Politik : Schweiz: Niederlage der Europa-Fans

Daniel Birchmeier

Die Schweizer Stimmberechtigten sind gegen sofortige Beitrittsverhandlungen mit der Europäischen Union. 76,7 Prozent votierten bei einem Referendum gegen eine rasche Annäherung an Brüssel. Damit ist ein EU-Beitritt in weite Ferne gerückt.

Die Niederlage der Europa-Anhänger kommt nicht unerwartet: Aussenpolitische Vorlagen haben es in der auf Unabhängigkeit bedachten Schweiz traditionsgemäss schwer. Als Überraschung gilt allerdings, dass die Volksinitiative "Ja zu Europa" selbst in der französischsprachigen Westschweiz abgelehnt wurde. Während konservative Kantone der Zentral- und Ostschweiz Nein-Anteile von über 90 Prozent verzeichneten, lag dort die Ablehnung immer noch bei rund 60 Prozent.

Das Ergebnis ist ein schwerer Schlag für jene Minderheit, die ihr Land endlich an die Nachbarn heran und in die EU hätte führen wollen.

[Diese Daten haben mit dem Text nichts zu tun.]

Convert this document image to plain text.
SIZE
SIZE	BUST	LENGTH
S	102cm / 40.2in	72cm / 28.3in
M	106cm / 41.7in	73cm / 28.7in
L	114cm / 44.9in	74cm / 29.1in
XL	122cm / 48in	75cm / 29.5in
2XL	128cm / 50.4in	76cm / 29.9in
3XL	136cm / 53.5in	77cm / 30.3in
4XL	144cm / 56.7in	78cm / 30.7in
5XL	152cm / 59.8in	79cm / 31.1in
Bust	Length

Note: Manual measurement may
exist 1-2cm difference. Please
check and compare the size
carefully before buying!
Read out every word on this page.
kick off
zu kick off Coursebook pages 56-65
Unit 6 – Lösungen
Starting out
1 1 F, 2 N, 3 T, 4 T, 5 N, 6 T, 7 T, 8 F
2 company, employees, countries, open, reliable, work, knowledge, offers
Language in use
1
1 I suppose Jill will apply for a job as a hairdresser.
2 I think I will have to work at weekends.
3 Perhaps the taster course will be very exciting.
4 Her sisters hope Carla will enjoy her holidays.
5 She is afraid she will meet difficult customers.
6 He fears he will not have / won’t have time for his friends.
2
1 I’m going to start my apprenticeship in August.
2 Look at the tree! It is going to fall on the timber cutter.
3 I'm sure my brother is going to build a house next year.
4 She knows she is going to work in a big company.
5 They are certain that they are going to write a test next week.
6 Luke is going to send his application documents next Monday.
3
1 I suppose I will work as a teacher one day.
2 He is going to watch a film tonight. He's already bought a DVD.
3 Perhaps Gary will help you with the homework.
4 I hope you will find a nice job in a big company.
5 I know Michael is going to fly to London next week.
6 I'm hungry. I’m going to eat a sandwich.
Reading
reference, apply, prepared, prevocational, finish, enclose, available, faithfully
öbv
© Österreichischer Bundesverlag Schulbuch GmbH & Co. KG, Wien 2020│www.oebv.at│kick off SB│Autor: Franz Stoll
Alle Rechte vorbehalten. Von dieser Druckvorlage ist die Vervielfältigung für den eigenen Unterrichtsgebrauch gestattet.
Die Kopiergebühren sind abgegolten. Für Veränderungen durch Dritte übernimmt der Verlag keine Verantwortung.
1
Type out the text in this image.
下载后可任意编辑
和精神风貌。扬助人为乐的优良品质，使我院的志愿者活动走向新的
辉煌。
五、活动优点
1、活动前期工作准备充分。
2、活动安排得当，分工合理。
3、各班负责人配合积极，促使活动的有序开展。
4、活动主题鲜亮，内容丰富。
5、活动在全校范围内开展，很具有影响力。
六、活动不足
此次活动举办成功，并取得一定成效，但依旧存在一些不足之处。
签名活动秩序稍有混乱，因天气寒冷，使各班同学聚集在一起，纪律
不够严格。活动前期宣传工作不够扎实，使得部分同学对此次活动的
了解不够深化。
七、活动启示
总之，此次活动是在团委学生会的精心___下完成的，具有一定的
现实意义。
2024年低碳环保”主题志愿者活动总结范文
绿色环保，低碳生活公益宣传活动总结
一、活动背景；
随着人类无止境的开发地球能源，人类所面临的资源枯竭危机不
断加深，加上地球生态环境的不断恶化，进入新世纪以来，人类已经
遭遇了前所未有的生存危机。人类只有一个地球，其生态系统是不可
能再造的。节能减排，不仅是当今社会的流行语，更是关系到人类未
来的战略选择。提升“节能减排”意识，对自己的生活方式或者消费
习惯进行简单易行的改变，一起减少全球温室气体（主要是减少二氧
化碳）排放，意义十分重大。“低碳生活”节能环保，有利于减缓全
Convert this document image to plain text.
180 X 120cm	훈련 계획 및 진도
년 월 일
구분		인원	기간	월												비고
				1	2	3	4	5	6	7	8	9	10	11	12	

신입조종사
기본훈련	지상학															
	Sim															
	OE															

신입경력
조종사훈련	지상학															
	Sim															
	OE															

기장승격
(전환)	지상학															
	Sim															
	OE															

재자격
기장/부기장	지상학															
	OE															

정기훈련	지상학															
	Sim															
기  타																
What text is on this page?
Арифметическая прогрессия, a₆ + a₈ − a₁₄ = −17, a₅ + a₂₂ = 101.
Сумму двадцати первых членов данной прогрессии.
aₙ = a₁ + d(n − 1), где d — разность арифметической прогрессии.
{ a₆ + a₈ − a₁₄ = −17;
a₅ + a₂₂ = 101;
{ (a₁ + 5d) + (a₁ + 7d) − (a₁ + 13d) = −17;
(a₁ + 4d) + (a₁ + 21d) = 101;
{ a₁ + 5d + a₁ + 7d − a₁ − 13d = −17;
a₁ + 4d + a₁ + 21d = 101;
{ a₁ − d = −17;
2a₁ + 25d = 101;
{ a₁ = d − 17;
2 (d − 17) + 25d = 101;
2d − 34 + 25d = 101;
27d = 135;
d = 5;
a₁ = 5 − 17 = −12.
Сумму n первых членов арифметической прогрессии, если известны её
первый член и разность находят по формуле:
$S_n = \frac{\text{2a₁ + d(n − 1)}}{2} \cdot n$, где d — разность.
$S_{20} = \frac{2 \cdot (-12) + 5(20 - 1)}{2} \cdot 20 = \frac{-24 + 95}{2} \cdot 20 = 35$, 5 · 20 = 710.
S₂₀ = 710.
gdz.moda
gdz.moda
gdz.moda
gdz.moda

Zwar hatte der Bundesrat, die nationale Regierung, immer wieder betont, dass es beim Urnengang nicht um den eigentlichen Beitritt, sondern bloß um die sofortige Aufnahme von Verhandlungen mit Brüssel geht. Das außenpolitische Nein vom Wochenende könne deshalb auch nicht als grundsätzliches Nein gegenüber der Europäischen Union interpretiert werden.

Doch solche rhetorischen Ausflüchte sind angesichts der Deutlichkeit des Resultats nicht sehr glaubwürdig. "Bundesrat und Parlament müssen endlich akzeptieren, dass die Schweizer Bevölkerung nicht in die EU will", erklärte der rechtspopulistische Parlamentarier und Vertreter der Aktion für eine Unabhängige und Neutrale Schweiz (Auns), Hans Fehr. Die Schweizer wollten nicht "ihre Freiheit aufgeben und dafür noch Milliarden bezahlen". Der Berner Anwalt Marc Suter, Parlamentarier der wirtschaftsnahen FDP und Sprecher der Europa-Befürworter, zeigte sich von der Niederlage enttäuscht. Es stelle sich indes die Frage, wer die eigentlichen Sieger seien: der Bundesrat, der aus "taktischen Gründen" ein Nein befürwortet hatte, oder die grundsätzlichen EU-Gegner.

Nach Meinung der meisten Analysten freilich dürfte der EU-Beitritt der Schweiz mit dem Referendum nun für Jahre von der Agenda verbannt worden sein. Selbst das Ziel der Regierung, zwischen 2003 und 2007 formelle Verhandlungen mit Brüssel aufzunehmen, wird nun in Frage gestellt. Schließlich macht es kaum Sinn, mit der EU Beitrittsgespräche zu führen, wenn absehbar ist, dass das Ergebnis in der Volksabstimmung ohnehin abgelehnt wird.